“Who is your biggest hero?” asked Mark as the captain paused.
The old man smiled humorously before he answered.
“Wal’, my biggest hero,” he said, “is the littlest hero on record as a sea-fighter, I guess. Like Napoleon Bonaparte, his bigness was not in his body but in his mind. And that’s Paul Jones of the Bonhomme Richard.”
As the captain pronounced the name of his hero, he struck his worn book a resounding slap, and his jaws clicked in emphasis of his statement.
“Can’t you tell us something about him?” asked Chester, fascinated by the old captain’s earnestness.
“That’s the ticket—–I mean, please do,” endorsed Billy heartily.
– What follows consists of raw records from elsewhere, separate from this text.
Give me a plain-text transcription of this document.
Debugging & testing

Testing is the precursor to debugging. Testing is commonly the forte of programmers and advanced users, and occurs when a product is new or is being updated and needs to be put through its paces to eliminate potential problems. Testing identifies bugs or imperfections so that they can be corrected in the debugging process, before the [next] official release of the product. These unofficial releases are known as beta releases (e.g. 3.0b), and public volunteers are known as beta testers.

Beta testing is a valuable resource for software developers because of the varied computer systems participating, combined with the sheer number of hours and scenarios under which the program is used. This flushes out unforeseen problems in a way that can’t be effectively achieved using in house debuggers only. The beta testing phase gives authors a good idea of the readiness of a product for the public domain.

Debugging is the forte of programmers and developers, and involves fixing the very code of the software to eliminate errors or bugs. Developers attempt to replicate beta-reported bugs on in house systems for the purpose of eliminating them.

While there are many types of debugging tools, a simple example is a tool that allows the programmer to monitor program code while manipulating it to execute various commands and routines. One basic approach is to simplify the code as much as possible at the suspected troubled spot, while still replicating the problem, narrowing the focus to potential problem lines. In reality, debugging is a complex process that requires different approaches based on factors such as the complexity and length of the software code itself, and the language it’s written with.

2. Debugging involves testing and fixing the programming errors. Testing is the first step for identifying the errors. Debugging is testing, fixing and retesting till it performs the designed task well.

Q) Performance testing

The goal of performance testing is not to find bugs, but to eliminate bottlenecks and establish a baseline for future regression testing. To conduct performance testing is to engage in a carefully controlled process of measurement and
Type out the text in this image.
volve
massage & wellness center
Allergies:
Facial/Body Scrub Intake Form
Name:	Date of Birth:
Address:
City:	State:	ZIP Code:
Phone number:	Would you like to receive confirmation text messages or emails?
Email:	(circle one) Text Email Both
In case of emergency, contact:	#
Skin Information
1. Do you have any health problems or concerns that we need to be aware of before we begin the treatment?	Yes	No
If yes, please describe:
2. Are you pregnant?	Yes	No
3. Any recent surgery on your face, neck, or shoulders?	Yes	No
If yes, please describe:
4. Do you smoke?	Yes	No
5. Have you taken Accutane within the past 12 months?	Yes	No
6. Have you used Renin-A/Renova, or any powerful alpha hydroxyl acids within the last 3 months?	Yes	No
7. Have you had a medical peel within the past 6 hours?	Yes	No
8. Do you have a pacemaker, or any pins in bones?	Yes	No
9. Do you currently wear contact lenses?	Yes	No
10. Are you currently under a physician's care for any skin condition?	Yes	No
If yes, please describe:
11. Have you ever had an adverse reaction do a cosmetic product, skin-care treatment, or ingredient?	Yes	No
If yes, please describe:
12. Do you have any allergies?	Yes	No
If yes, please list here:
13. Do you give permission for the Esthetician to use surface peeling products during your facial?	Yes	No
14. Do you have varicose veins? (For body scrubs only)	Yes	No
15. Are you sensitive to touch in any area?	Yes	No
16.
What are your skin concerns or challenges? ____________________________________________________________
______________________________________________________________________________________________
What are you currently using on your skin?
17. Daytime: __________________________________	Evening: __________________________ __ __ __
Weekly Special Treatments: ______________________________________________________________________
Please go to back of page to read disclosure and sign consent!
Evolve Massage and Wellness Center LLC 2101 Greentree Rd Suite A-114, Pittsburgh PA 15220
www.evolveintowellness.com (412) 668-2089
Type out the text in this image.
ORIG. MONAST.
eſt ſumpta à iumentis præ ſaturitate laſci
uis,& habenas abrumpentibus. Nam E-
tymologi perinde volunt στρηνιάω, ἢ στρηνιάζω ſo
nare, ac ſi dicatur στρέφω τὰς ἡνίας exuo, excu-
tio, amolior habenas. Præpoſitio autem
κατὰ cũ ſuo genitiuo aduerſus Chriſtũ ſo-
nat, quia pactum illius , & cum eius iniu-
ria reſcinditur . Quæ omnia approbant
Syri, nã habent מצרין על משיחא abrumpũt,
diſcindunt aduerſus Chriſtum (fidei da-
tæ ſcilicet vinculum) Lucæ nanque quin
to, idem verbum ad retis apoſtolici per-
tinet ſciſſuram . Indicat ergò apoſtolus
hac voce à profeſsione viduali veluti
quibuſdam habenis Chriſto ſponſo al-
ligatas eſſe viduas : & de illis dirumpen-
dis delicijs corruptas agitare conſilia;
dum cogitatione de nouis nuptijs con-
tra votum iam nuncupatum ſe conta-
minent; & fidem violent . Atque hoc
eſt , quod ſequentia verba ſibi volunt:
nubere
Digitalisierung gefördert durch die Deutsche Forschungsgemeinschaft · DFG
“No, I can’t do that,” was the deliberate reply, as the captain rose to relieve Dave at the tiller, “but you can all borry the book and read the historian’s account of the battle between the Serapis and the Bonhomme Richard. I git so excited when I read that, I hey ter go put my head in a pail o’ water to cool it off! Fact! You know that’s whar the cap’n of the Serapis calls out: ’Hev ye struck?’ And John Paul Jones shouts back: ’Struck! I am just beginnin’ ter fight!’”
As Captain Vinton straightened his rounded shoulders and delivered this emphatic quotation, he shook his fist at an imaginary enemy and then brought it down hard on the railing. Then he grinned sheepishly.
“You see how ’tis,” he said, laughing at himself as he moved away. “Guess I’ll hev ter stop talkin’ or go fer that pail o’ water!”
The boys, left to themselves, discussed the theme that the captain’s words had suggested, and were rather ashamed to see how vague their knowledge of the famous battle was. So, at Alec’s suggestion, Norton agreed to read the account of the fight as given in the captain’s book; and grouped about Hugh’s hammock, the boys listened eagerly.
“That makes our experiences on picket duty seem tame in comparison,” said Alec, commenting on the story when Norton had closed the book.
“We were not all on the firing line,” replied the young man, smiling. “I’ll venture to say that Hugh did not find his share at all tame.”
Hugh smiled and nodded ruefully as his mind flew back to his dangerous situation as a captive of the desperate filibusters, and he felt that he could understand a little of what it meant to be in the thick of the fight.
“Me, too,” exclaimed Billy, shuddering at a sudden recollection. “I haven’t told you fellows that I came near having my ear shot off, that time the other night when I was separated from the rest of you for a while. Excuse me from anything nearer real battle fire than that!”
Just at that moment, a soft, regular thump-thump-thump from the deck behind Hugh’s hammock made all the boys turn quickly.
There stood Dave, skillfully flinging gayly colored hoops over a post at some distance from him.